Thirteen days after the B.C. Court of Appeal legalized same sex marriages, the first two gay weddings on Whistler Mountain took place.
Kirt J Beck and Roger L Crandy came from Anchorage, Alaska to exchange vows under picture-perfect conditions Monday. Gary Gardner and Anthony Gilkinson, Seattle residents who own a home in Whistler, were also wed on the mountain the same day.
The couples received their marriage licences from municipal hall Monday morning before riding the Village Gondola to the alpine, where marriage commissioner Luise Zinsli performed the services. A coin toss determined that Beck and Crandy were the first same-sex couple to be granted a marriage licence by the RMOW.

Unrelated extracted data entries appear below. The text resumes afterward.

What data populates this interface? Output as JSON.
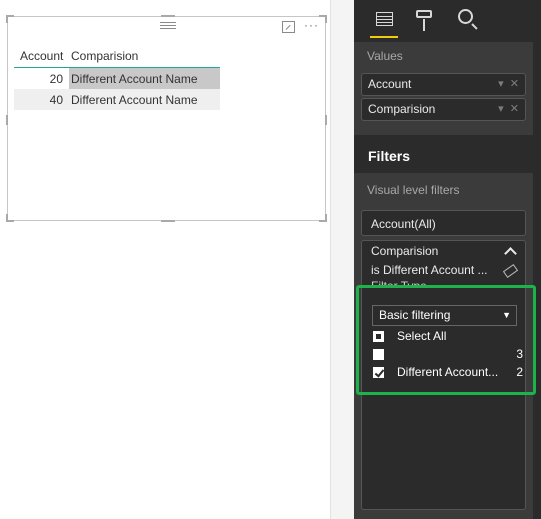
{
  "visual": {
    "table": {
      "headers": [
        "Account",
        "Comparision"
      ],
      "rows": [
        [
          "20",
          "Different Account Name"
        ],
        [
          "40",
          "Different Account Name"
        ]
      ]
    },
    "icons": {
      "focus": "focus-mode-icon",
      "more": "more-options-icon",
      "more_glyph": "···"
    }
  },
  "pane": {
    "tabs": [
      "fields-icon",
      "format-roller-icon",
      "analytics-icon"
    ],
    "values_label": "Values",
    "value_fields": [
      {
        "label": "Account"
      },
      {
        "label": "Comparision"
      }
    ],
    "field_controls": {
      "dropdown": "▾",
      "remove": "✕"
    },
    "filters_title": "Filters",
    "visual_level_label": "Visual level filters",
    "account_filter": "Account(All)",
    "comparision_filter": {
      "title": "Comparision",
      "summary": "is Different Account ...",
      "filter_type_label": "Filter Type",
      "filter_type_value": "Basic filtering",
      "options": [
        {
          "label": "Select All",
          "count": "",
          "state": "partial"
        },
        {
          "label": "",
          "count": "3",
          "state": "unchecked"
        },
        {
          "label": "Different Account...",
          "count": "2",
          "state": "checked"
        }
      ]
    }
  },
  "colors": {
    "pane_bg": "#2b2b2b",
    "well_bg": "#3b3b3b",
    "accent_yellow": "#f2c811",
    "header_underline": "#22a3a0",
    "highlight_green": "#1db34a"
  }
}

Gay American couples are expected to give an extra boost to the wedding business in Whistler and across the province this summer, following a July 8 B.C. Court of Appeals ruling to lift a moratorium on same sex marriages. On May 1 the court had ruled that opposite-sex restrictions on marriage violated rights guaranteed under the Canadian Charter of Rights and Freedoms.
The July 8 decision of the B.C. Court of Appeals followed a June 10 ruling by the Ontario Court of Appeals, which said that federal marriage laws are discriminatory and in violation of the Charter of Rights and Freedoms. The Ontario court also ordered that same-sex marriages be legalized throughout that province immediately.
The federal government then approved a policy to open marriage to gay couples. New legislation is currently being drafted.
Canada is just the third country to allow same-sex marriages. However, of the other two nations, the Netherlands has a long residency requirement and Belgium will only allow marriages of foreign couples from countries that already allow such unions. Canada has no marriage residency requirement.
The legal status of Canadian gay marriages has yet to be determined by any court in the United States. But that isnt keeping American gay couples from exchanging vows in Canada.